Other things, I would like to cover in next edition are
1) How to choose between "speed up the slow things" or "do the slow things less often".
2) How to identify ACTUAL areas of improvement. i.e. Importance of automated run that reasonably simulates the program under its usual conditions. (Example, our test on performance gave excellent results. But European customers rejected the product because we had not simulated ocean hop of packets as 2 databases were in America. Or importance of using a multi-user simulation system to identify real problems i.e. transaction interactions etc).
3) Importance of cohesive, loosely coupled and well factored modules for behaviour-preserving transformations of performance.
4) Importance of measurement before starting optimization.
Anyway, great book.
First: if you are not a 'hardcore' Java programmer: do not bother with the rest of this review, and do not buy this book until you reach that point. It won't help enough to offset the damage it causes.
That said, a bit of context: the project I was working on that inspired me to buy a copy of this book involved a telecom system that had to handle hundreds of transactions a second, with sub-second response times (yes, in Java). Not the biggest system, or the fastest, but definitely not "fancy GUI code", by any stretch of the imagination.
Don't buy this book to learn how to use an optimizer; it isn't a beginner's guide.

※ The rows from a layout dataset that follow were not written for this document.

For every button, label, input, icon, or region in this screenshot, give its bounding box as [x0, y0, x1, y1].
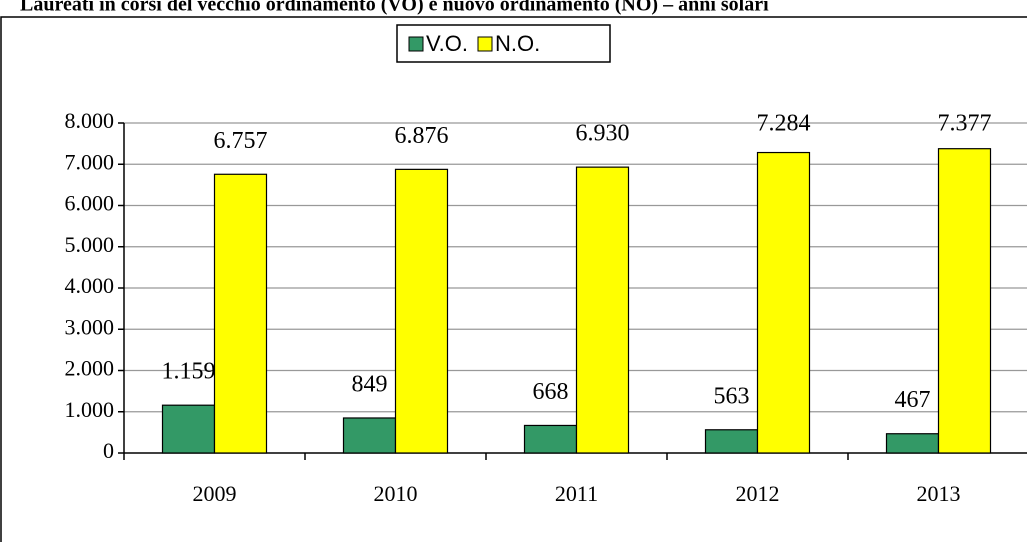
x-tick-label: 2009 — [193, 481, 237, 506]
data-label: 1.159 — [162, 359, 216, 385]
data-label: 6.876 — [395, 123, 449, 149]
bar — [213, 173, 268, 454]
data-label: 467 — [895, 387, 931, 413]
y-tick-label: 2.000 — [65, 356, 115, 381]
y-tick-label: 0 — [103, 438, 114, 463]
x-tick-label: 2013 — [917, 481, 961, 506]
bar — [885, 433, 940, 454]
bar — [342, 417, 397, 454]
data-label: 563 — [714, 383, 750, 409]
data-label: 6.757 — [214, 128, 268, 154]
bar — [704, 429, 759, 454]
x-tick-label: 2011 — [555, 481, 598, 506]
bar — [523, 424, 578, 454]
y-tick-label: 4.000 — [65, 273, 115, 298]
chart-title: Laureati in corsi del vecchio ordinament… — [20, 0, 769, 16]
legend-label: N.O. — [495, 31, 540, 56]
y-tick-label: 7.000 — [65, 149, 115, 174]
bar — [394, 168, 449, 454]
bar — [937, 148, 992, 454]
y-tick-label: 3.000 — [65, 314, 115, 339]
y-tick-label: 8.000 — [65, 108, 115, 133]
x-tick-label: 2010 — [374, 481, 418, 506]
bar — [756, 151, 811, 454]
y-tick-label: 5.000 — [65, 232, 115, 257]
data-label: 849 — [352, 371, 388, 397]
bar — [575, 166, 630, 454]
x-tick-label: 2012 — [736, 481, 780, 506]
legend-swatch — [408, 36, 424, 52]
bar — [161, 404, 216, 454]
chart-border — [0, 16, 1027, 542]
data-label: 7.377 — [938, 111, 992, 137]
y-tick-label: 1.000 — [65, 397, 115, 422]
legend-box — [396, 24, 611, 63]
data-label: 6.930 — [576, 121, 630, 147]
legend-swatch — [477, 36, 493, 52]
data-label: 7.284 — [757, 111, 811, 137]
data-label: 668 — [533, 379, 569, 405]
y-tick-label: 6.000 — [65, 191, 115, 216]
legend-label: V.O. — [426, 31, 468, 56]
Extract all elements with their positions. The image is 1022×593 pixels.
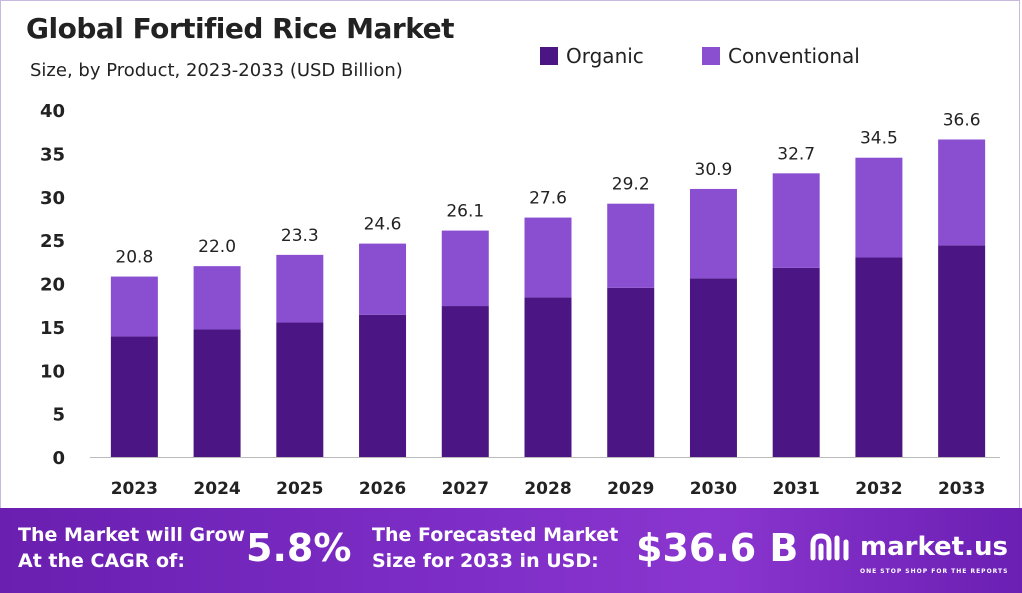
cagr-label-line2: At the CAGR of: xyxy=(18,550,185,572)
x-tick-label-2030: 2030 xyxy=(690,479,737,499)
data-label-total-2025: 23.3 xyxy=(281,226,319,246)
cagr-label-line1: The Market will Grow xyxy=(18,524,246,546)
bar-organic-2031 xyxy=(772,267,820,457)
bar-organic-2028 xyxy=(524,297,572,457)
legend-label-organic: Organic xyxy=(566,44,644,68)
bar-conventional-2027 xyxy=(441,230,489,307)
cagr-label: The Market will Grow At the CAGR of: xyxy=(18,522,248,574)
data-label-total-2024: 22.0 xyxy=(198,237,236,257)
bar-conventional-2031 xyxy=(772,173,820,268)
data-label-total-2029: 29.2 xyxy=(612,175,650,195)
chart-title: Global Fortified Rice Market xyxy=(26,12,454,45)
y-tick-label: 5 xyxy=(52,405,65,426)
x-tick-label-2026: 2026 xyxy=(359,479,406,499)
bar-conventional-2032 xyxy=(855,157,903,258)
bar-organic-2030 xyxy=(689,278,737,457)
x-tick-label-2024: 2024 xyxy=(193,479,240,499)
bar-conventional-2023 xyxy=(110,276,158,337)
legend-swatch-conventional xyxy=(702,47,720,65)
bar-organic-2025 xyxy=(276,322,324,457)
data-label-total-2031: 32.7 xyxy=(777,144,815,164)
data-label-total-2027: 26.1 xyxy=(446,202,484,222)
y-tick-label: 25 xyxy=(40,231,65,252)
forecast-label-line1: The Forecasted Market xyxy=(372,524,619,546)
bar-organic-2033 xyxy=(938,245,986,457)
brand: market.us xyxy=(810,532,1008,562)
forecast-value: $36.6 B xyxy=(636,526,799,570)
brand-name: market.us xyxy=(860,532,1008,562)
x-tick-label-2029: 2029 xyxy=(607,479,654,499)
data-label-total-2028: 27.6 xyxy=(529,189,567,209)
x-tick-label-2032: 2032 xyxy=(855,479,902,499)
market-us-logo-icon xyxy=(810,533,849,561)
forecast-label-line2: Size for 2033 in USD: xyxy=(372,550,599,572)
bar-conventional-2033 xyxy=(938,139,986,246)
legend-swatch-organic xyxy=(540,47,558,65)
bar-chart: 051015202530354020.8202322.0202423.32025… xyxy=(40,101,1000,499)
bar-conventional-2025 xyxy=(276,254,324,323)
forecast-label: The Forecasted Market Size for 2033 in U… xyxy=(372,522,632,574)
bar-organic-2024 xyxy=(193,329,241,457)
y-tick-label: 40 xyxy=(40,101,65,122)
bar-conventional-2029 xyxy=(607,203,655,288)
chart-frame xyxy=(0,0,1020,508)
x-tick-label-2023: 2023 xyxy=(111,479,158,499)
x-tick-label-2031: 2031 xyxy=(773,479,820,499)
legend-item-organic: Organic xyxy=(540,44,644,68)
bar-organic-2032 xyxy=(855,257,903,457)
x-tick-label-2027: 2027 xyxy=(442,479,489,499)
data-label-total-2026: 24.6 xyxy=(364,215,402,235)
y-tick-label: 10 xyxy=(40,361,65,382)
brand-tagline: ONE STOP SHOP FOR THE REPORTS xyxy=(860,568,1009,575)
bar-organic-2023 xyxy=(110,336,158,457)
x-tick-label-2033: 2033 xyxy=(938,479,985,499)
data-label-total-2033: 36.6 xyxy=(943,110,981,130)
bar-conventional-2028 xyxy=(524,217,572,298)
y-tick-label: 20 xyxy=(40,275,65,296)
data-label-total-2032: 34.5 xyxy=(860,129,898,149)
legend-item-conventional: Conventional xyxy=(702,44,860,68)
cagr-value: 5.8% xyxy=(246,526,352,570)
legend-label-conventional: Conventional xyxy=(728,44,860,68)
footer-banner: The Market will Grow At the CAGR of: 5.8… xyxy=(0,508,1022,593)
x-tick-label-2028: 2028 xyxy=(524,479,571,499)
bar-organic-2029 xyxy=(607,287,655,457)
bar-conventional-2026 xyxy=(359,243,407,315)
bar-organic-2026 xyxy=(359,314,407,457)
chart-subtitle: Size, by Product, 2023-2033 (USD Billion… xyxy=(30,60,403,81)
y-tick-label: 35 xyxy=(40,144,65,165)
y-tick-label: 15 xyxy=(40,318,65,339)
bar-conventional-2024 xyxy=(193,266,241,330)
data-label-total-2030: 30.9 xyxy=(695,160,733,180)
data-label-total-2023: 20.8 xyxy=(115,248,153,268)
x-tick-label-2025: 2025 xyxy=(276,479,323,499)
y-tick-label: 30 xyxy=(40,188,65,209)
bar-organic-2027 xyxy=(441,306,489,457)
bar-conventional-2030 xyxy=(689,188,737,279)
y-tick-label: 0 xyxy=(52,448,65,469)
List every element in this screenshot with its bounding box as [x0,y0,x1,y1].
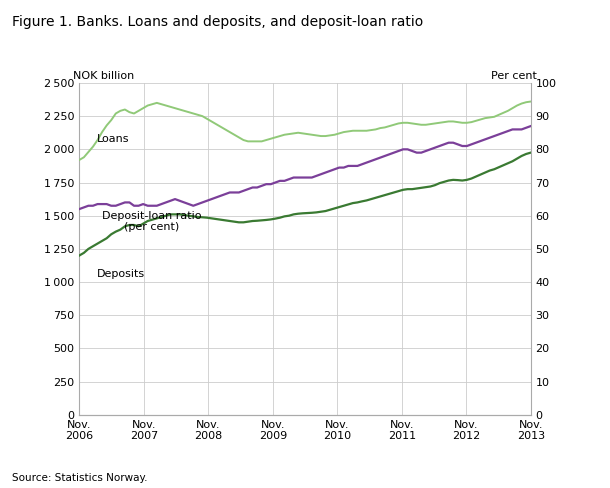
Text: Figure 1. Banks. Loans and deposits, and deposit-loan ratio: Figure 1. Banks. Loans and deposits, and… [12,15,423,29]
Text: NOK billion: NOK billion [73,71,134,81]
Text: Deposit-loan ratio
(per cent): Deposit-loan ratio (per cent) [102,211,201,232]
Text: Per cent: Per cent [491,71,537,81]
Text: Loans: Loans [98,134,130,144]
Text: Source: Statistics Norway.: Source: Statistics Norway. [12,473,148,483]
Text: Deposits: Deposits [98,269,145,279]
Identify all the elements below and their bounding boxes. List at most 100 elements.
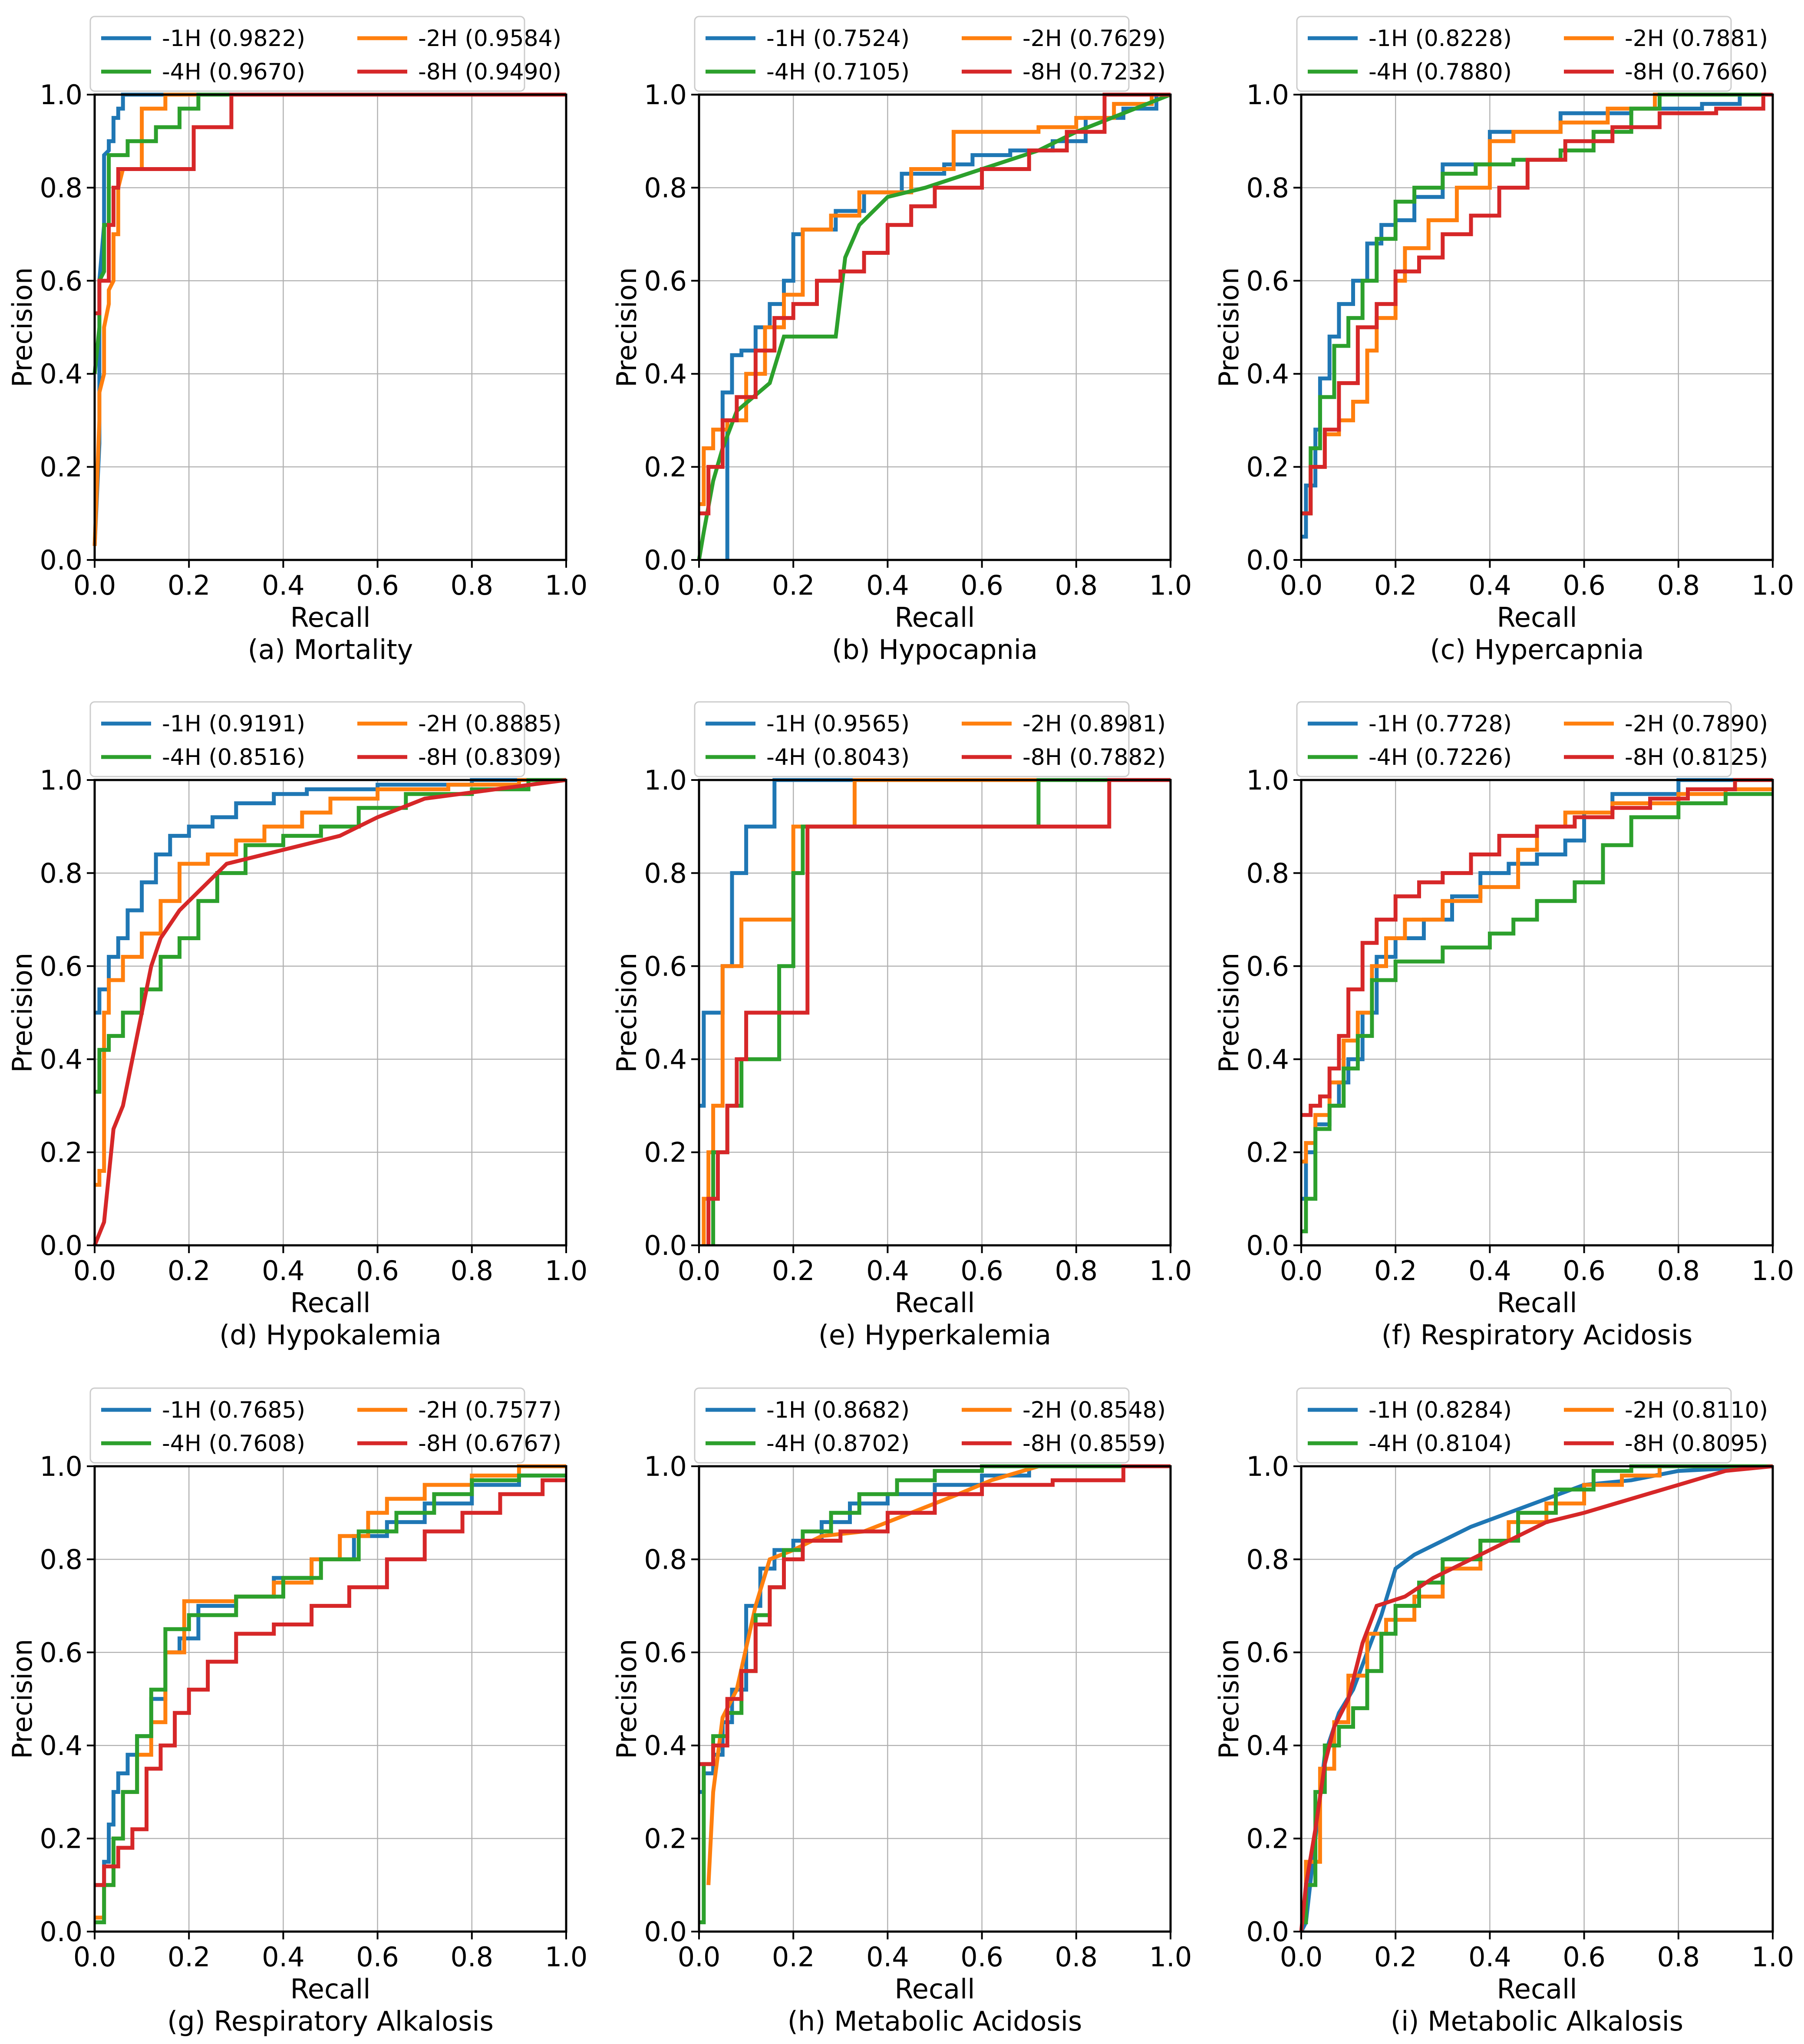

After buying it, I only ended up using perhaps two of the items covered in the book, while working on the project. But those two points were things that the several hundred collective years of development experience on the project had missed, and every other topic in the book warranted at least the question "did we check for this?"
It is difficult to categorize the audience of this book; it is in the odd position of needing to be far too heavy on theory and detailed explanation to be a "cookbook", for it to be of any use, but it also has to cover topics so diverse that it is unlikely that more than a handful will ever apply to any single situation, so it isn't really a "how to" book, either.
So why did I give this book four stars? Because a different set of points in the book applied on the next project I had to work on. But those 4 stars with a warning: for the audience and topics that it covers, this book it is *very* good, and for anything or anyone else, it will be, at best, nonsense; at worst, using it can be actively counterproductive (as another reviewer noted, several of the things the author covers are not for the faint of heart, and for very good reasonss).
It failed to earn five stars for two reasons: first, while the author has a clear grasp of his material, his grasp of the audience seems to be hazy at times. Like the marketing of the book itself, he seems to have trouble deciding whether his audience is experts looking for that one golden tweak, or novices (who, in this case, should look for a more introductory book on profiling and optimization in general, or the tools they have available, in specific).
The second reason is not a problem with the material itself, just the passage of time - this edition predates the release of the Tiger version (of Java, not Mac OS X), and thus does not cover it. However, anyone attempting to use this book to work with Tiger should, in my opinion, strongly reconsider doing so; while the fundamentals of how to do the analysis remain the same, the details of several of the issues the author discusses are *completely* changed in Tiger.